Unfortunately he's revealed things about himself and his attitude to women that are huge red flags. I'd give him a swerve.

willowbough · 05/01/2023 15:03

Weird behaviour. I'd second the advice to throw this one back in the pond.

Sandra1984 · 05/01/2023 15:11

Zoddie · 05/01/2023 11:47

He told me it was because he wanted to “open” about it and he didn’t know how else to tell me? But I was also speaking to other people and wouldn’t think of telling him, it’s none of his business as we weren’t together? I just don’t understand how he wanted me to react

Anyone would know he chose the worst moment to show them to you that for sure so I wonder what his real motives were. a) He's really really insecure and needs to triangulate you a little bit with these two women who "he's been talking to" in order to exert control and show you "what a stud he is". b) He's just very socially awkward and doesn't know doing that is a no-no in anybody's book.

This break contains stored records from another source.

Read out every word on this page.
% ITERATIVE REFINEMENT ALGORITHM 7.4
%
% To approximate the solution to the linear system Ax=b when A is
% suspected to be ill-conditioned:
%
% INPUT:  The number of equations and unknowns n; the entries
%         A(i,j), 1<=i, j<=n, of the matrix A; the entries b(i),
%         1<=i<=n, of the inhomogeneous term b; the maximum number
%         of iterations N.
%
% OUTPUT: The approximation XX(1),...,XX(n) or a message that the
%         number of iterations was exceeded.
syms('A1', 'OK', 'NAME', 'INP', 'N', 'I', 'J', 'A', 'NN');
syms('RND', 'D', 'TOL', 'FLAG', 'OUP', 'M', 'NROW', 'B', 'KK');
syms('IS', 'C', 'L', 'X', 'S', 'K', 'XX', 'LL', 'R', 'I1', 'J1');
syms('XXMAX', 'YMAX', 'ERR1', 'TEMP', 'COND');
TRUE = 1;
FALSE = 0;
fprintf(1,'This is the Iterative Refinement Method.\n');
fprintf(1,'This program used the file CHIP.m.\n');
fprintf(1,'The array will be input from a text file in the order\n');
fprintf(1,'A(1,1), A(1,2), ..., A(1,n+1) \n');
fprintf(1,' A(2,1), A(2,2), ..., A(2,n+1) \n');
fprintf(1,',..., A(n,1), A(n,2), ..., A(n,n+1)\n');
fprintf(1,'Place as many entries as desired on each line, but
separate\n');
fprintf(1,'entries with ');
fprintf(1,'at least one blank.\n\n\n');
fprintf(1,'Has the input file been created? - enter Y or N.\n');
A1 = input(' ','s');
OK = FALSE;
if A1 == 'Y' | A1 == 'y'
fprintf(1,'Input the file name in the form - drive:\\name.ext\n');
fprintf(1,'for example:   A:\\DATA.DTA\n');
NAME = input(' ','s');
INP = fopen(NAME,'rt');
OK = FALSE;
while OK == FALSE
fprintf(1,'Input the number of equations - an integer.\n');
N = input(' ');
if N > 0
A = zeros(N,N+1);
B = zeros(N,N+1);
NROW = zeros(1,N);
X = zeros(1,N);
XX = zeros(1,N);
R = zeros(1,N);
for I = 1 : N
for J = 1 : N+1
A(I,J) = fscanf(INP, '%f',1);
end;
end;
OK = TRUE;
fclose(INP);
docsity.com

His actions would be a red flag for me, I would take the relationship with a pinch of salt after that and proceed with caution. I fear there's more "surprises" to come.

Sandra1984 · 05/01/2023 15:13

Narc vibes mode: "On"...

JudgeRudy · 05/01/2023 16:08

It's unusual behaviour but I think it's a bit of a jump to assume this was a manipulative move.
Maybe he just a bit nerdy without much experience with women and its his (awkward) way of 'proving' that she is special to him and its more than sex

ICanHideButICantRun · 05/01/2023 16:11

What a way to spoil the first time you slept together.

Msgrieves · 05/01/2023 16:12

I really don't agree with whole assume ineptness instead of maliciousness, BTW that whole thing is a pile of shite. He's triangulating , trying to make himself out as the big man (bit of a pathetic attempt). I would regard him as a bit of a loser for this.